期刊介绍： Reproduction is the official journal of the Society of Reproduction and Fertility (SRF). It was formed in 2001 when the Society merged its two journals, the Journal of Reproduction and Fertility and Reviews of Reproduction. Reproduction publishes original research articles and topical reviews on the subject of reproductive and developmental biology, and reproductive medicine. The journal will consider publication of high-quality meta-analyses; these should be submitted to the research papers category. The journal considers studies in humans and all animal species, and will publish clinical studies if they advance our understanding of the underlying causes and/or mechanisms of disease.
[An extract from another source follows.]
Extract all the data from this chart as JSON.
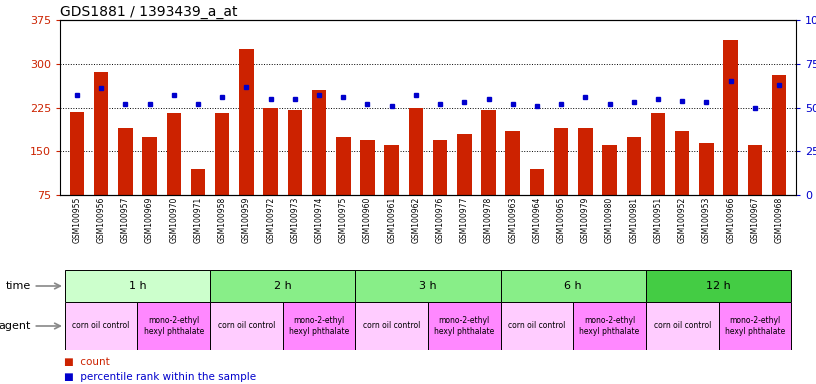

Scientific excellence and broad interest to our readership are the most important criteria during the peer review process. The journal publishes articles that make a clear advance in the field, whether of mechanistic, descriptive or technical focus. Articles that substantiate new or controversial reports are welcomed if they are noteworthy and advance the field. Topics include, but are not limited to, reproductive immunology, reproductive toxicology, stem cells, environmental effects on reproductive potential and health (eg obesity), extracellular vesicles, fertility preservation and epigenetic effects on reproductive and developmental processes.